Le développement du sport populaire est forcément impacté par son environnement et les spécificités régionales. La Corse possède une histoire singulière au sein de la République, et la récente actualité l’a encore dramatiquement illustrée. Pourtant, dès les années cinquante, la FSGT commence à s’y implanter. Difficilement, mais en s’appuyant sur le besoin de reconnaissance et d'auto-organisation d’un tissu sportif local très motivé.

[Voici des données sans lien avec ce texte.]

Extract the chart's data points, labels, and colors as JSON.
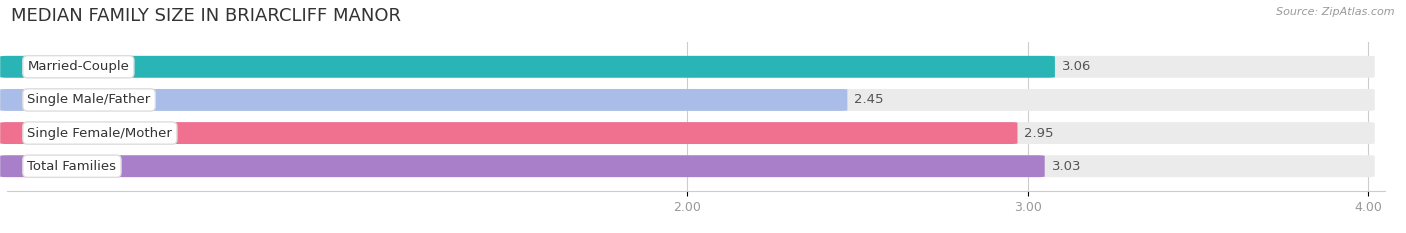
{
  "title": "MEDIAN FAMILY SIZE IN BRIARCLIFF MANOR",
  "source": "Source: ZipAtlas.com",
  "categories": [
    "Married-Couple",
    "Single Male/Father",
    "Single Female/Mother",
    "Total Families"
  ],
  "values": [
    3.06,
    2.45,
    2.95,
    3.03
  ],
  "bar_colors": [
    "#29b5b5",
    "#aabde8",
    "#f07090",
    "#a87fc8"
  ],
  "xmin": 0.0,
  "xmax": 4.0,
  "xticks": [
    2.0,
    3.0,
    4.0
  ],
  "xtick_labels": [
    "2.00",
    "3.00",
    "4.00"
  ],
  "background_color": "#ffffff",
  "bar_background_color": "#ebebeb",
  "title_fontsize": 13,
  "label_fontsize": 9.5,
  "value_fontsize": 9.5,
  "bar_height": 0.62
}
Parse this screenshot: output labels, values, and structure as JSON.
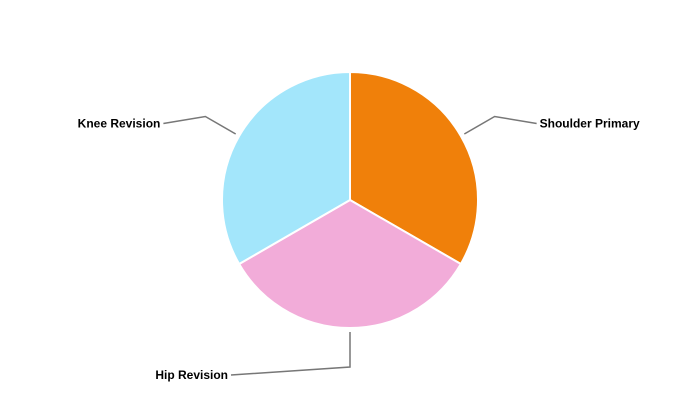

La rencontre initiale entre le sport travailliste et la Corse se réalise sous les auspices de son cadre naturel exceptionnel. Car la démocratisation des activités de plein air entre les deux guerres concerne également l’île de Beauté, avec, du fait de l’éloignement et de la traversée en bateau, un sentiment d’évasion renforcée… En juin 1935, À l’air libre, le bulletin des « Amis de la Nature » de Paris, nous apprend par exemple que « 14 camarades sont partis en Corse, frais et guillerets. Attendons de leurs nouvelles et l’exposé de leurs exploits. » Cette tradition va évidemment perdurer. En juin 1961, Sport et plein air (SPA) rapporte qu’un rassemblement FSGT sera mis en place cet été là sur l’île. « La Corse attire beaucoup les amoureux du camping sauvage », peut-on y lire.
« Pendant la durée de ce camp, différentes activités seront organisées : randonnées pédestres facultatives aux alentours du camp, volley-ball et jeux de ballon, natation et pêche sous-marine, veillées avec jeux et causeries culturelles (et) concours de photos. »
Des associations affiliées à la Fédération apparaissent en Corse après 1945. À cette époque, « l’activité FSGT chasse et plongée sous-marine était très développée en Provence, et la Corse y était rattachée », écrit Paul Balbi, alors ancien président de Comité des Bouches-du-Rhône, dans le Sport et plein air de décembre 2000.
« En 1955, un club Amis de la Nature FSGT, animé par les camarades Gohel, l'initiateur Moretti (et) le président Félix Gotthelef, faisant état de plus de 100 adhérents était né à Bastia. »
À la fin des années soixante, la FSGT disparaît malheureusement du paysage sportif associatif de l’île de Beauté… Toutefois, la présence corse demeure au sein de la Fédération à travers des clubs « communautaires » sur le continent. Citons l’exemple du Rugby club Corse, vainqueur de la Coupe Lafontan du Comité du Var en 1958, ou l’Unione Corsica qui a vu le jour en 1967 et qui propose toujours du football dans la capitale.
Donner le sourire aux gens tristes…
Le Comité de Corse FSGT est véritablement créé en 1982 dans un contexte politique et social singulier : celui de la montée en puissance du nationalisme sur l’île et du Fronte di liberazione naziunale corsu (« Front national de libération corse ») né en 1976.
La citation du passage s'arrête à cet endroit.